Fiona Alexander is Distinguished Policy Strategist in Residence in the School of International Service and Distinguished Fellow in the Internet Governance Lab at American University.
High on the agenda as Internet stakeholders gather in Berlin, Germany for the 14th annual meeting of the Internet Government Forum (IGF), is discussion of the recently released Report of the UN Secretary-General’s High-level Panel on Digital Cooperation. The report is the next step in an international dialogue on the benefits and challenges of technology that began in 1985 with the Maitland Commission’s The Missing Link, and the subsequent 34 years of conferences, meetings and negotiations, including the UN World Summit on the Information Society. This most recent effort shifts the discussion away from the underlying infrastructure issues to the societal and social impacts that technology is having in the 21st century. Called by some, governance on the Internet as opposed to governance of the Internet. As stakeholders grapple with how best to meet the challenges of today while preserving prosperity and innovation, it is worth reflecting on the conditions that enabled a successful global Internet governance solution.
The U.S. government’s efforts to privatize and internationalize the global coordination of the Internet’s domain name system (DNS) took nearly two decades to complete. Initiated in 1998 with the Memorandum of Understanding signed between the Department of Commerce and the Internet Corporation for Assigned Names and Numbers (ICANN), it culminated with the transition of the stewardship of the Internet Assigned Numbers Authority (IANA) functions to the global Internet community in 2016. Arguably one of the most convincing displays of global digital cooperation via a multistakeholder process, the IANA functions stewardship transition involved hundreds of stakeholders all around the world.
Participants spent more than 800 working hours in meetings on the proposal, exchanged more than 33,000 messages on mailing lists, held more than 600 meetings and calls and incurred millions of dollars in legal fees to develop the proposal. The proposal was evaluated against the initially announced criteria, assessed against the Committee of Sponsoring Organizations (COSO) internal risk controls framework and evaluated by a team of independent corporate governance experts on the possibility of institutional capture. The transition faced a series of political hurdles in the United States, including a last-minute federal lawsuit. On October 1, 2016, the IANA functions contract expired, signifying the end of the transition.
In the face of legal, political and technical complexities, below are four conditions that enabled the success of the IANA stewardship transition.

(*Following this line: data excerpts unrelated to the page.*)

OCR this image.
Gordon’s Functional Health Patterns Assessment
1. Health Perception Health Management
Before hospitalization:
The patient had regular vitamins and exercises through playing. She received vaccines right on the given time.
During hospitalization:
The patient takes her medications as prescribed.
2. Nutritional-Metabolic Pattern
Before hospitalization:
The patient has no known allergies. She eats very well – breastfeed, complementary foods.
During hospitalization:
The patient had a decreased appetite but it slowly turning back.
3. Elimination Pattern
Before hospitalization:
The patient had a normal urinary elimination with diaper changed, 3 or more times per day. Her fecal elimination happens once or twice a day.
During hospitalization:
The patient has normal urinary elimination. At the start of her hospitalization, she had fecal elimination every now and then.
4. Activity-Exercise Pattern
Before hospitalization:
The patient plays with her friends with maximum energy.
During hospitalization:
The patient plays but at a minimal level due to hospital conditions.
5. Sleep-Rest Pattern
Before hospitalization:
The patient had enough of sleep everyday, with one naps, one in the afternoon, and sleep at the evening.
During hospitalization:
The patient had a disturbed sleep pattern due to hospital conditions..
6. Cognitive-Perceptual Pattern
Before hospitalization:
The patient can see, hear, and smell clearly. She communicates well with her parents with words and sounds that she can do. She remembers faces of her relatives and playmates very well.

● Resilient political commitment: The DNS project as it was called, spanned three U.S. presidential Administrations and initially enjoyed bipartisan support from Congress. It was not fully supported by the international community and featured prominently in the heated debates of the WSIS process, several meetings of the International Telecommunication Union (ITU), and the first ten years of the IGF agenda. These discussions often pitted the U.S. and a handful of allies against a majority of other nations. As ICANN matured, and coalitions of support grew over the years, the Obama Administration announced in March 2014 its intent to transition key Internet domain name functions to the global multistakeholder community. The response from a limited domestic political base was swift and hostile. As global stakeholders worked tirelessly through the proposal development process, the Administration had to defend the effort in Congressional hearings, federal budgeting debates and legal challenges, among other things. Without a robust and durable political commitment from the Clinton, Bush and Obama Administrations, the IANA stewardship transition would not have occurred.

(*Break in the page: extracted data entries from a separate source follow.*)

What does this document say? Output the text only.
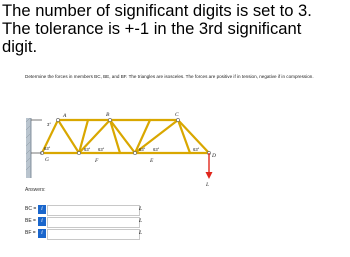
The number of significant digits is set to 3.
The tolerance is +-1 in the 3rd significant
digit.
Determine the forces in members BC, BE, and BF. The triangles are isosceles. The forces are positive if in tension, negative if in compression.
A	B	C
D
E
F
G
L
3°
63°	63° 63°	63° 63°	63°
Answers:
BC = i	L
BE = i	L
BF = i	L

● Engaged participants: The development of the IANA stewardship transition proposal and the accompanying improvements to ICANN accountability were developed by ICANN community volunteers from industry, civil society and governments. Participants spent more than 800 working hours in meetings on the proposal, exchanged more than 33,000 messages on mailing lists and held more than 600 meetings and calls. This was often in addition to individuals existing workloads. Without incentivized and willing stakeholders, the IANA stewardship transition would not have occurred.
● Agreed problem set: The announcement of the transition was specifically about the role played by the Department of Commerce’s National Telecommunications and Information Administration (NTIA) in the coordination of the Internet DNS. As part of the response to the NTIA announcement, stakeholders raised a number of an unrelated DNS issues, both political and technical. Ultimately an ICANN accountability workstream was added so that the final proposal had two components. The ability of all involved to identify, describe, understand and agree the scope of the issue was critical. Without a stable and clear problem set, the IANA stewardship transition would not have occurred.
● Available resources: There is not a monetary estimate of the work hours and travel that stakeholders and the U.S. government spent on developing, evaluating and implementing the IANA stewardship transition. ICANN projected that it spent $34.4 million between personnel, travel and meetings, external legal advice, other professional services, and program administration costs on the proposal development alone. Without clear and sustainable revenue streams and human capacity, the IANA stewardship transition would have occurred.
As the next phase of global Internet governance and digital cooperation discussions move forward, it is worth reflecting on the history of the field. There are lessons to be learned from previous successes and failures. Without the above-mentioned conditions being met, new efforts at global digital collaboration will be limited at best.